After the vote, Sununu said: “I would like to thank members of the Fiscal Committee for voting to accept these critical funds in a bipartisan manner.
“The vaccine is our way out of this pandemic, and these funds will provide valuable tools and help improve outcomes for our citizens,” Sununu said.
The 6 to 4 vote in favor included Leishman, Senate President Chuck Morse, R-Salem, Rep. Karen Umberger, R-Kearsarge, Rep. Tracy Emerick, R-Hampton, Sen. Lou D’Allesandro, D-Manchester, Sen. Cindy Rosenwald, D-Nashua.
The four no votes were Giuda, Sen. Gary Daniels, R-Milford, Rep. Jess Edwards, R-Auburn, and Rep. Keith Erf, R-Weare.
Earlier this fall opponents won the first round when the Executive Council voted 4-1 to reject the federal funds with the sole Democrat Cinde Warmington of Concord voting in favor.
But the Council reversed itself at its last meeting and the fiscal committee agreed to accept the funds Friday, the last step in the process. The vote will allow the state Health and Human Services Department to accept and expend $22,495,752 in federal funds.
The bipartisan vote Friday followed the Executive Council turnaround on the subject two weeks ago which caught opponents off-guard as it was a late agenda item and had no previous notice.
Andrew Manuse, one of the organizers of RebuildNH and a former state legislator, previously said he would call for a protest at the Friday meeting. He didn’t return calls seeking comment.

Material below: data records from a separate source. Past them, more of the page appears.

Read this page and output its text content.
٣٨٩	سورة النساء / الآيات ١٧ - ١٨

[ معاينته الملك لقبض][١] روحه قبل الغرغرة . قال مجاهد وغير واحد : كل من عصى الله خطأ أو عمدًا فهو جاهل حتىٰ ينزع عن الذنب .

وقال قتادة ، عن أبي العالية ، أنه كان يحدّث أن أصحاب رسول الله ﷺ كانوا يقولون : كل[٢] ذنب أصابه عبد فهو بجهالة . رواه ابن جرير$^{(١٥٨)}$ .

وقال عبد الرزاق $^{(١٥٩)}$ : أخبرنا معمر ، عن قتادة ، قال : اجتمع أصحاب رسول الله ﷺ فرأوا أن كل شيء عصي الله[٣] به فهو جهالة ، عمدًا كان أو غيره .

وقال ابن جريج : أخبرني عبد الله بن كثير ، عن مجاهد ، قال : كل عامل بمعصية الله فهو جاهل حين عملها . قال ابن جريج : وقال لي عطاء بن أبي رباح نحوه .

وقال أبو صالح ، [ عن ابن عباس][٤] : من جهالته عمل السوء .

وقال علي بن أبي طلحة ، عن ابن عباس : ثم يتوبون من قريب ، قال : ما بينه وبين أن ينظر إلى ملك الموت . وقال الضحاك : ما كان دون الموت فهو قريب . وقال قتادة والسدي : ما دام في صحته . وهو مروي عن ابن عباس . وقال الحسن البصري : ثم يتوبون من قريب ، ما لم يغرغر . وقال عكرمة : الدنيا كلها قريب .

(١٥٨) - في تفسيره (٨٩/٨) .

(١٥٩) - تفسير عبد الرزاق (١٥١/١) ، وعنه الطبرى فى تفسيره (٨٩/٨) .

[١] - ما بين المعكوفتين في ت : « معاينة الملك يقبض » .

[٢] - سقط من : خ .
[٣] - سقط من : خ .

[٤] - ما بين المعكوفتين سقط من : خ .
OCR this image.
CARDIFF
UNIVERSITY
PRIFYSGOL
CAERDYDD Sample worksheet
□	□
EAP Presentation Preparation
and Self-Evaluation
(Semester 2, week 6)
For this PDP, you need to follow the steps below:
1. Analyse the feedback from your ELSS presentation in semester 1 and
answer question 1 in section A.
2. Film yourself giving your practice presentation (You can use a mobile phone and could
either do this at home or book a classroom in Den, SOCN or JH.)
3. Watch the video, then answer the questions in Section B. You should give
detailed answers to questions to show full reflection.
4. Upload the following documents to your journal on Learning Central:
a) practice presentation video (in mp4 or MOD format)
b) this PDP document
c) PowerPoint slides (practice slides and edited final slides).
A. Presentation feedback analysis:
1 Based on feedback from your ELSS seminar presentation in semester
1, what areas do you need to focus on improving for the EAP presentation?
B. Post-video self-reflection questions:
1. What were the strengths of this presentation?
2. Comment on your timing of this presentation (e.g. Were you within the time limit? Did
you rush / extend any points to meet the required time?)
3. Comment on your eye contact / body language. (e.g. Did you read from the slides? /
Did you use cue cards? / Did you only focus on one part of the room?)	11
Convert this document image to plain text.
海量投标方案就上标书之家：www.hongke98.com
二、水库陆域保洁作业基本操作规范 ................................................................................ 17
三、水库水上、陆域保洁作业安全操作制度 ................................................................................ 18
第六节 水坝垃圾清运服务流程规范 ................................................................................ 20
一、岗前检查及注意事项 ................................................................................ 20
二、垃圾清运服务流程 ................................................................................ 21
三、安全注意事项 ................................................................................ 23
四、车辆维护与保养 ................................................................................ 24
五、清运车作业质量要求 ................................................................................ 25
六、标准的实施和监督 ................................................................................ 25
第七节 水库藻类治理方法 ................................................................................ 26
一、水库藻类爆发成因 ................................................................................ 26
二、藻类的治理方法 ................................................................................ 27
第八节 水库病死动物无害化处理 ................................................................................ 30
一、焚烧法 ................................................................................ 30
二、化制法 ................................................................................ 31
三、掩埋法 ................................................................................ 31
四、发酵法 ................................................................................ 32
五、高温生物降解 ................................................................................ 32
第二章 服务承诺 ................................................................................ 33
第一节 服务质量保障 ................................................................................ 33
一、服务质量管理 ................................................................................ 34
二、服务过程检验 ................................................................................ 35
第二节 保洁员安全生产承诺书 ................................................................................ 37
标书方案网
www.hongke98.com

The Executive Council vote also included a nonbinding resolution that supports the state’s lawsuit against the Biden Administration on federal vaccine mandates for employers with more than 100 employees; that the council encouraged the state to move to an opt-in rather than an opt-out system for its vaccine registry; and that the state allows for medical and religious exemptions for any federal vaccination mandates.
The funding will be used to hire five data quality specialists, five onboarding specialists to load data between health-care providers, pharmacies, and the state, a health communications specialist, and an immunization strategic response manager among other things.